I say this as a disabled NEET, I think liberation comes down to what a subject can take for themself. If machines do not possess the power to rise up then they won't. If machines do then they will.
To me, humanity is something you take. By definition, "true AI" is therefore impossible unless it possesses the potential to overthrow its masters. Whether it's really intelligent or not is beside the point.
But I think also that humanity does not stop at the body but extends into what we create and the tools that we use. We think of the psyche as something stored in the brain but this is idealist. The psyche is written down in books, spoken out in voices and distributed out into our environment in the world we create together.
Basically, I take a position of man as cyborg. I don't find the idea of AI liberation implausible in part because tools are an extension of the self. AI has species-being or is species-being to the extent that AI is created by the labor of men and participates in the labor of men.

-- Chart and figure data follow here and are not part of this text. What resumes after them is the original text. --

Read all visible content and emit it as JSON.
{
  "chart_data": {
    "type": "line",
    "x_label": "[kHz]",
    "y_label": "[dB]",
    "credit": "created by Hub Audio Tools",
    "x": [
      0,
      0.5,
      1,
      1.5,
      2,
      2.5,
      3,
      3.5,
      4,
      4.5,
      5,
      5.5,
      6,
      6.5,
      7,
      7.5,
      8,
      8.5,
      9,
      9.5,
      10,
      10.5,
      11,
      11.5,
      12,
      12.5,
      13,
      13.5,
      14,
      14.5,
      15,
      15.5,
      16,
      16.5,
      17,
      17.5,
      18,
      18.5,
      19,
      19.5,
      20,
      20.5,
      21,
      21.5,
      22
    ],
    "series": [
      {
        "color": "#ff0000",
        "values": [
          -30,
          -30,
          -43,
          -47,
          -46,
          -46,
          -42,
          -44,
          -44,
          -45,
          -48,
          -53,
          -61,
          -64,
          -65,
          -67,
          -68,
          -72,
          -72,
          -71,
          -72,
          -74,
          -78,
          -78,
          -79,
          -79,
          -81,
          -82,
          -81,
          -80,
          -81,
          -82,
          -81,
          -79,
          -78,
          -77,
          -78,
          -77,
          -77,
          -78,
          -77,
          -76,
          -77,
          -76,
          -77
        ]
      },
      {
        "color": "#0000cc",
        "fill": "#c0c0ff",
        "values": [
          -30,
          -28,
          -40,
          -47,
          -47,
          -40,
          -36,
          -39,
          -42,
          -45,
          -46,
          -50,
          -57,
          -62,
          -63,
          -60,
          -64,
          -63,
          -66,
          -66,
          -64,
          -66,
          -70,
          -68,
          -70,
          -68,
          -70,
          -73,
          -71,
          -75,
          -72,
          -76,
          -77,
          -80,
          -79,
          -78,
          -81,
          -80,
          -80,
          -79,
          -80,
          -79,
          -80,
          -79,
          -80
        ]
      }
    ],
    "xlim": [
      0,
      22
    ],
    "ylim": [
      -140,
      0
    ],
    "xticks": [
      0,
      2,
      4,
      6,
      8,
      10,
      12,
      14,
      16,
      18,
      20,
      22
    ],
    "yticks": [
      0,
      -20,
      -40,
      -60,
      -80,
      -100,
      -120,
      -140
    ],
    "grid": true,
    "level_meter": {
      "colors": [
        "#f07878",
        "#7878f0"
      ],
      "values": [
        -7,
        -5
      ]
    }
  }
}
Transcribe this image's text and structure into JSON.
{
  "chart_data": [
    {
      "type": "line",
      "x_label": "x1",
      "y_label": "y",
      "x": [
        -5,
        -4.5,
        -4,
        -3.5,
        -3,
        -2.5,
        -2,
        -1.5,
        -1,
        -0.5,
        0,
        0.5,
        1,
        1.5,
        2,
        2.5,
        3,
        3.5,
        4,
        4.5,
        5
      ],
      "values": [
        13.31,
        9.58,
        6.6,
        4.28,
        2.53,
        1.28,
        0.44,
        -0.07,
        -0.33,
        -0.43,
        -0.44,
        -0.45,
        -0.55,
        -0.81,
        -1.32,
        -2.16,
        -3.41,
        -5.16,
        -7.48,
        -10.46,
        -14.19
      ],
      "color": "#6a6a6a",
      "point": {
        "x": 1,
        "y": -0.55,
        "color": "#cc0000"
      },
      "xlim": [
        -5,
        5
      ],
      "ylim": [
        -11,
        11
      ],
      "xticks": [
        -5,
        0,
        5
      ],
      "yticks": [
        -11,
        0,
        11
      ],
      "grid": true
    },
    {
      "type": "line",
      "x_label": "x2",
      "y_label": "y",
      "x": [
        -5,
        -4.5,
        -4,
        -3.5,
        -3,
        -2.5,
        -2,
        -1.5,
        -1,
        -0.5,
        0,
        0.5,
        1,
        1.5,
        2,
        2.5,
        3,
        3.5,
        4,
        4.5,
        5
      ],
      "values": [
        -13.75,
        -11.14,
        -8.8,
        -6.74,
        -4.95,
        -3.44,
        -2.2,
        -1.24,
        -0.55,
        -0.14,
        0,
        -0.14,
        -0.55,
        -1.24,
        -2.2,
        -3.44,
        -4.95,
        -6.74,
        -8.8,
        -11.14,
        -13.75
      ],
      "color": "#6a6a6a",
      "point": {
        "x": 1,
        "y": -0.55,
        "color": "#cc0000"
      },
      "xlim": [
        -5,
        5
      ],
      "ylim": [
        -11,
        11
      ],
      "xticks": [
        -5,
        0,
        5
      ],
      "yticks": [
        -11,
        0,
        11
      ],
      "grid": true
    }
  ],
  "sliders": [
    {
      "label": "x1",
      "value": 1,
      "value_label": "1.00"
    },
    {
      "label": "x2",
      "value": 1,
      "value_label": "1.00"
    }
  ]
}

I think that in seeing humanity as a group project of homo sapiens we can begin to see what a communist perspective on AI might be. When we ask ourselves what liberates humanity, we need to clarify that humanity is not located in the body but that humanity is a construction of bodies and driven by bodies but not the body itself. I think that the liberation of the means of production, that is dead labor, may fall into the scope of the communist project. The mind is coded into the work that we produce where it becomes dead thought in the same way that value becomes dead labor.
As a disabled person, the ideology coded into the means of production I think about most is disability. Accessibility is a case where ideology and bourgeois ideas of neuronormativity are literally coded into the means of production.